If you are using AI for coding (which you are probably doing if you're reading this), I'm certain you've experienced that telling AI to "build an app for x" or "implement a solution for y" almost never works. At some point, it just always ends up in a mess and you have to do it yourself. In this article, I want to motivate a different view on using AI for coding (or really any other domain): the optimal symbiosis between the capabilities of an AI and the human mind. But before we dive into the weeds, I want to share a personal anecdote:
Currently, I am working on a project that involves a neuroscientific model of how the brain solves the problem of spatial navigation. Specifically, this model is called the Tolman-Eichenbaum Machine, or TEM for short. It's still a research-heavy concept, and not many people have implemented this. My thought was: I can tell AI to implement a baseline version of the model and then use it for my own needs. There exists a paper about it, and a single implementation using a somewhat outdated Python version and the wrong machine learning library. I thought that ought to be enough for the AI to implement the model, right? No. Not a single LLM I tried gave me an implementation that is even close to what's written in the paper. They just couldn't do it. So I set out to do it myself. Like always when the AI fails.
Then, during my work on the project, I tried using AI for implementing the training routine – a problem solved countless times, with endless training data available. The solution was superb, and most of the code worked right out of the box. A single prompt, with the existing code in the context, was necessary to produce production-ready code. This got me thinking: What if I am using AI in the wrong way? Apparently, it can solve some problems perfectly and others not at all. This is what we'll discuss in the following.
Let's break down the limitations and capabilities of current AI systems (by that, I mean LLMs like ChatGPT, Gemini or Claude Sonnet):
Now, with this settled, we can examine how we go about writing software. Typically, we start with some kind of problem. From that, we think about how it could be solved with code. In order to do that, some general architecture is needed. Most of the time, this architecture follows familiar patterns. Once we jump into implementing, we refine the architecture along the way and build the different parts of the software system. To summarize:
When you tell an LLM to "build x", you are trying to do all those steps in one go, which is bound to fail, because remember: AI can only solve what it has been trained on. If your problem is not some super generic one, you'll need a different strategy.
If we stick to the process outlined above, it's fair to say that steps 1, 2 and 4 are the most creative, and step 3 is the most mechanical. AI is very good at supporting creativity, as it provides vast knowledge right at your fingertips, but it's not creative itself. So, for steps 1, 2 and 4, use AI to help you get a proper problem statement, sketch an outline of the code and refine it later on. Don't switch off your brain and hope the AI will do it for you. This is exactly where human capabilities are needed. You have real-world experience, so you will be able to state the problem much more accurately than the AI.
Now, for the abstract proposition, I want to distinguish two cases: sketching (i) an entire software architecture and (ii) a specific implementation problem. For the former, I like to give the AI some context about the problem and then tell it to define the modules, without jumping into the specific implementation right away. Once that's complete, I can easily adjust the proposal to match my own vision. This is what I mean when I say that AI can help creativity; It will give you some generic template that it derived from all the data it received during training, but you still have to work it out yourself.
Once that step is complete, you can jump to the implementation. As I mentioned earlier, this is the most mechanical part of software engineering. In many cases, AI will be able to solve the specific implementation problems right away, but often enough it will fail. What I've found is that, similar to sketching the overall architecture, it is helpful to guide the AI in the right direction. I do this by writing the pseudocode of what I want the implementation to look like, and then telling the AI to complete it. In doing so, you remove all the creativity and uncertainty and let the AI do what it can do best. The problem you give the AI is thus reduced to simply taking your outline and translating it into code. This is highly efficient, as you don't have to dig up the documentation and sift through all the boring details. Depending on how much uncertainty you leave to the AI, it will write top-notch code.
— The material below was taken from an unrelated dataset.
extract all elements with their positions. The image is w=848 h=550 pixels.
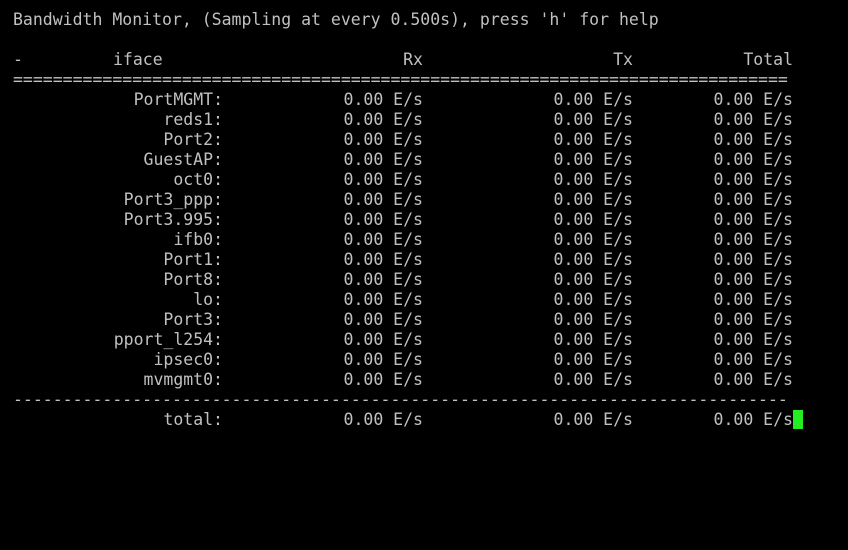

If the AI is not able to do it, you have to break the problem statement down even further, leading the AI to elementary problems it can easily solve. Afterward, you can synthesize the individual solutions into a coherent whole. You can see how this concept extends beyond software engineering.
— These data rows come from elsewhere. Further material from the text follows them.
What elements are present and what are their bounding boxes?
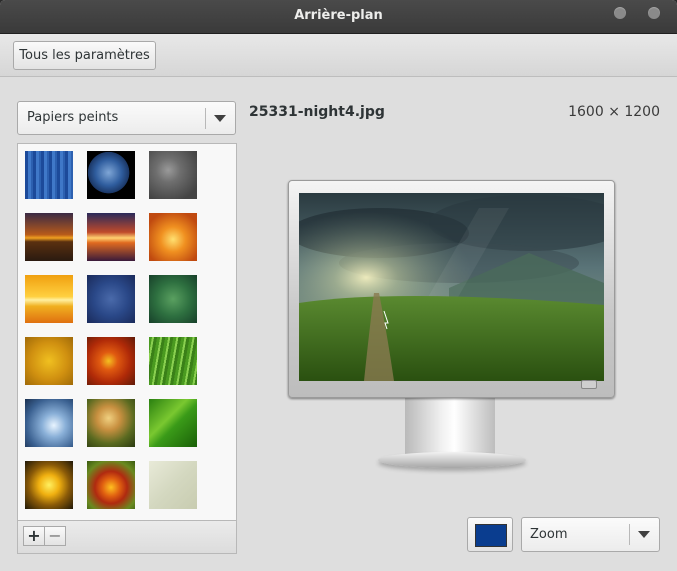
pale-leaf-thumb[interactable] [149, 461, 197, 509]
wallpaper-gallery [17, 143, 237, 521]
orange-flowers-thumb[interactable] [87, 461, 135, 509]
close-icon[interactable] [648, 7, 660, 19]
monitor-stand [405, 395, 495, 457]
window-title: Arrière-plan [294, 8, 383, 23]
monitor-preview [288, 180, 615, 398]
monitor-base [378, 452, 526, 468]
combo-separator [629, 524, 630, 545]
earth-thumb[interactable] [87, 151, 135, 199]
green-leaf-thumb[interactable] [149, 399, 197, 447]
yellow-flower-thumb[interactable] [25, 461, 73, 509]
orange-bokeh-thumb[interactable] [149, 213, 197, 261]
wallpaper-preview-image [299, 193, 604, 381]
background-settings-window: Arrière-plan Tous les paramètres Papiers… [0, 0, 677, 571]
all-settings-button[interactable]: Tous les paramètres [13, 41, 156, 70]
red-flower-thumb[interactable] [87, 337, 135, 385]
orange-light-burst-thumb[interactable] [87, 213, 135, 261]
wallpaper-source-label: Papiers peints [27, 110, 119, 125]
power-button-icon [581, 380, 597, 389]
chevron-down-icon [638, 531, 650, 538]
title-bar: Arrière-plan [0, 0, 677, 34]
color-swatch [475, 524, 507, 547]
chevron-down-icon [214, 115, 226, 122]
toolbar: Tous les paramètres [0, 34, 677, 77]
placement-combo[interactable]: Zoom [521, 517, 660, 552]
water-drops-gray-thumb[interactable] [149, 151, 197, 199]
wallpaper-dimensions: 1600 × 1200 [568, 104, 660, 120]
dark-blue-thumb[interactable] [87, 275, 135, 323]
dark-green-thumb[interactable] [149, 275, 197, 323]
minimize-icon[interactable] [614, 7, 626, 19]
placement-label: Zoom [530, 527, 568, 542]
main-content: Papiers peints + − 25331-night4.jpg 1600… [0, 77, 677, 571]
wallpaper-filename: 25331-night4.jpg [249, 104, 385, 120]
landscape-preview [299, 193, 604, 381]
color-button[interactable] [467, 517, 513, 552]
blue-stripes-thumb[interactable] [25, 151, 73, 199]
dandelion-thumb[interactable] [87, 399, 135, 447]
yellow-glow-thumb[interactable] [25, 275, 73, 323]
water-drop-blue-thumb[interactable] [25, 399, 73, 447]
green-grass-thumb[interactable] [149, 337, 197, 385]
sunset-dunes-thumb[interactable] [25, 213, 73, 261]
yellow-radial-thumb[interactable] [25, 337, 73, 385]
combo-separator [205, 108, 206, 129]
wallpaper-source-combo[interactable]: Papiers peints [17, 101, 236, 135]
remove-wallpaper-button[interactable]: − [44, 526, 66, 546]
add-wallpaper-button[interactable]: + [23, 526, 45, 546]
gallery-footer: + − [17, 521, 237, 554]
What differentiates this approach from "vibe coding" is that you stay in control of the system. After all, writing software is still an engineering discipline, not art. The creativity of the human mind is needed, but in a structured way. There exist edge cases that you can only confirm if you understand the system as a whole. By purely relying on AI, you lose that holistic understanding. With the approach I've outlined in this article, you are able to replace the boring footwork and focus on creative problem-solving (which, personally, is the part about programming I enjoy most).
If I had to summarize this article in two sentences it would be: Discern the unknown component of finding a solution from the known component. The unknown component, you have to take care of yourself; the known component can be handled by AI.